Taaffe a contribué de manière significative au processus de démocratisation en Autriche. Bien qu'aristocrate et membre de l'élite sociale, il a prolongé la franchise au cours de sa carrière. Son instinct politique était de se concilier, de trouver une voie médiane entre les extrêmes. La plupart des efforts de consolidation de la paix couronnés de succès appellent des compromis des deux côtés et pendant son administration, il a empêché des perturbations et des troubles majeurs au sein de l'empire multiculturel, avec ses nombreuses langues et communautés ethniques. Si l'Autriche-Hongrie n'avait pas pris le parti de l'Allemagne pendant la Seconde Guerre mondiale, ce qui a conduit à l'éclatement de l'empire multinational, elle aurait peut-être continué à développer un système confédéral comme modèle de la manière de commander des institutions multiculturelles. Son effondrement a entraîné la formation d'états principalement monoculturels. Alors que le monde devient plus interdépendant, il est urgent de tirer des leçons sur la façon dont des personnes de confessions, de cultures et de nationalités différentes peuvent coexister et prospérer les unes avec les autres sans rivalité. L'instinct de conciliation de Taaffe peut au moins pointer dans la bonne direction pour ordonner des sociétés multiculturelles harmonieuses.

Antécédents familiaux et premières années

Taaffe était le deuxième fils du comte Ludwig Patrick Taaffe (1791-1855), homme public distingué, ministre de la Justice en 1848 et président de la cour d'appel. La famille Taaffe était originaire d'Irlande et en plus de son titre autrichien de comte, ils étaient également vicomtes Taaffe et barons de Ballymote dans la pairie irlandaise. Enfant, Taaffe était l'un des compagnons choisis du jeune archiduc, ensuite empereur, François Joseph. En 1852, Taaffe entre dans la fonction publique.

En vertu de la mort de son frère aîné Charles (1823-1873), qui était colonel dans l'armée autrichienne, Taaffe a succédé aux titres autrichien et irlandais. Il a épousé la comtesse Irma Tsaky en 1862, avec qui il a élevé quatre filles et un fils, Henry, le 12e vicomte.

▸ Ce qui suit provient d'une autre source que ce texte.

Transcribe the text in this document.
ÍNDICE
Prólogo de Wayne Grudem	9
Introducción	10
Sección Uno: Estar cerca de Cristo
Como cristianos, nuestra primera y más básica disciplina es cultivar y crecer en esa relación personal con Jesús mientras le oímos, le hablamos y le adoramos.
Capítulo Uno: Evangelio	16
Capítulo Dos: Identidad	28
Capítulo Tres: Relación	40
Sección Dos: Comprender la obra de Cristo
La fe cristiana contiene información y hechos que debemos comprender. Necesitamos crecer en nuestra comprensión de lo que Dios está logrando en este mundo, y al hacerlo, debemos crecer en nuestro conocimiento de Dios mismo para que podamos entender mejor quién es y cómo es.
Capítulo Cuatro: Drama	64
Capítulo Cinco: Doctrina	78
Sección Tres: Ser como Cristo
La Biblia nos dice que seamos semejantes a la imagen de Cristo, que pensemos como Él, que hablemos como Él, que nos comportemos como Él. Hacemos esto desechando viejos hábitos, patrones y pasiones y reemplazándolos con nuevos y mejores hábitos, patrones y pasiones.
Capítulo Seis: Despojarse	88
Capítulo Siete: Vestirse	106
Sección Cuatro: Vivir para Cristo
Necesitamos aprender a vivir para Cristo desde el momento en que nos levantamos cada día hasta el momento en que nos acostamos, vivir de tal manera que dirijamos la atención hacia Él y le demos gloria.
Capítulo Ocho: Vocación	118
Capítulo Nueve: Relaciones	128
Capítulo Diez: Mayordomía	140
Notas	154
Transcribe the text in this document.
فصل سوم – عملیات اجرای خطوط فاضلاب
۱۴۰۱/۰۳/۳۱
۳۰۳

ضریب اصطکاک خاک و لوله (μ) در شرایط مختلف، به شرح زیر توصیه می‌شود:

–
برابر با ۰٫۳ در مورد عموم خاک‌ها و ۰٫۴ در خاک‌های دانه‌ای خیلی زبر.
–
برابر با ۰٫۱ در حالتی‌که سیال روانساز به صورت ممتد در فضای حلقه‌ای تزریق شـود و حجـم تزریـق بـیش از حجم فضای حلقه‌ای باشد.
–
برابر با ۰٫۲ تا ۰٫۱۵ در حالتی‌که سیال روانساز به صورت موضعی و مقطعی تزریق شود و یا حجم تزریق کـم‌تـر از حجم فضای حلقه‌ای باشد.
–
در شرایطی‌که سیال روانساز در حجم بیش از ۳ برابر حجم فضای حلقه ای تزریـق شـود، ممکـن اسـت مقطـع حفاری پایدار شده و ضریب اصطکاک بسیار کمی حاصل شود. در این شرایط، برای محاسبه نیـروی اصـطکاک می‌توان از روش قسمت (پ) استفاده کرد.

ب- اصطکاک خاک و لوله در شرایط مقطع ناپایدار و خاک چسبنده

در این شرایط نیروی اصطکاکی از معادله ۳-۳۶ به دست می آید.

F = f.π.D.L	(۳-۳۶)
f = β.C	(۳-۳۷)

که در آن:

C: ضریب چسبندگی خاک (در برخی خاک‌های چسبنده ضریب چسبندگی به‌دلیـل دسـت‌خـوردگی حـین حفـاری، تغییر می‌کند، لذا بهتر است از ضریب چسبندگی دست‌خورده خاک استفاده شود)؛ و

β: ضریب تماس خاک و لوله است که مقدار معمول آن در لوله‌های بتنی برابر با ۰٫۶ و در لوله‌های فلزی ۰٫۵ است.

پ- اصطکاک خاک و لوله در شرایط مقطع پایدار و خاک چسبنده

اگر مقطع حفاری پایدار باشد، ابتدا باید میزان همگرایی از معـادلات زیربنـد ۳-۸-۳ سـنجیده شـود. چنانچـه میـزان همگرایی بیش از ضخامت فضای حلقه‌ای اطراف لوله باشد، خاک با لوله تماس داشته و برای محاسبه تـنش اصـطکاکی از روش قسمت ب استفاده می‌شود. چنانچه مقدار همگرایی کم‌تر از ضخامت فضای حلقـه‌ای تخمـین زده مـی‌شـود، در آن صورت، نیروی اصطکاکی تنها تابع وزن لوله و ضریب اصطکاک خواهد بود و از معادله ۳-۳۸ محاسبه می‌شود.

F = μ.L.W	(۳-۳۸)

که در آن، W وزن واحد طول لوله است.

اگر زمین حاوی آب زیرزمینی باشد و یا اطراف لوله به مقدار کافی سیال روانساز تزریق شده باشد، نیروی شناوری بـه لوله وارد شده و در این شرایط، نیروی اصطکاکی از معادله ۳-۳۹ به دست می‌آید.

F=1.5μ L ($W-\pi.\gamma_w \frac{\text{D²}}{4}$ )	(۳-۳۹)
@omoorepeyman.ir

Participation à la politique et premier mandat de ministre-président

En 1867, Taaffe devint gouverneur de la Haute-Autriche et l'empereur lui offrit le poste de ministre de l'Intérieur dans l'administration Beust. En juin 1867, il devint vice-président du ministère et, à la fin de l'année, il entra dans le premier ministère de la partie autrichienne nouvellement organisée de la monarchie. Pendant les trois années suivantes, il a joué un rôle très important dans les changements politiques confus, et probablement plus que tout autre politicien a représenté les souhaits de l'empereur.

Changements constitutionnels

En 1867, d'importantes réformes constitutionnelles ont été promulguées qui ont donné aux sujets impériaux une série de nouveaux droits. Cette année-là, l'Autriche s'est unie à la Hongrie pour former la double monarchie. La Hongrie a un Parlement séparé. Le Parlement autrichien, avec 516 membres de la chambre basse et 291 membres de la chambre haute, a reçu des pouvoirs renforcés. Le Conseil impérial, qui n'était auparavant qu'un organe consultatif, était investi du pouvoir législatif. De nouvelles libertés sont inscrites dans la constitution, notamment la loi et l'ordre universels pour tous sans exception, la liberté de conscience et de religion, la liberté de se réunir ou de se réunir, la liberté d'expression, la liberté de la recherche scientifique et la liberté de circulation. Les principes de l'égalité universelle vis-à-vis de la loi et de l'inviolabilité des biens personnels ont également été affirmés. En outre, le système judiciaire a été complètement remanié avec l'indépendance décrétée (et cela a été généralement confirmé dans la pratique) des juges à tous les niveaux et la «cour impériale de droit» a été créée pour statuer sur les plaintes des citoyens des gouvernements régionaux (ou locaux). Un élément très important de ce processus de démocratisation a été la promulgation de la scolarité obligatoire de huit ans et l'abolition du contrôle de l'Église sur le système scolaire. Un conseil commun composé du monarque, des deux ministres-présidents ou premiers ministres (un pour l'Autriche, un pour la Hongrie), des ministres des finances, de la défense et des affaires étrangères et de quelques membres supplémentaires, s'occupait des affaires communes.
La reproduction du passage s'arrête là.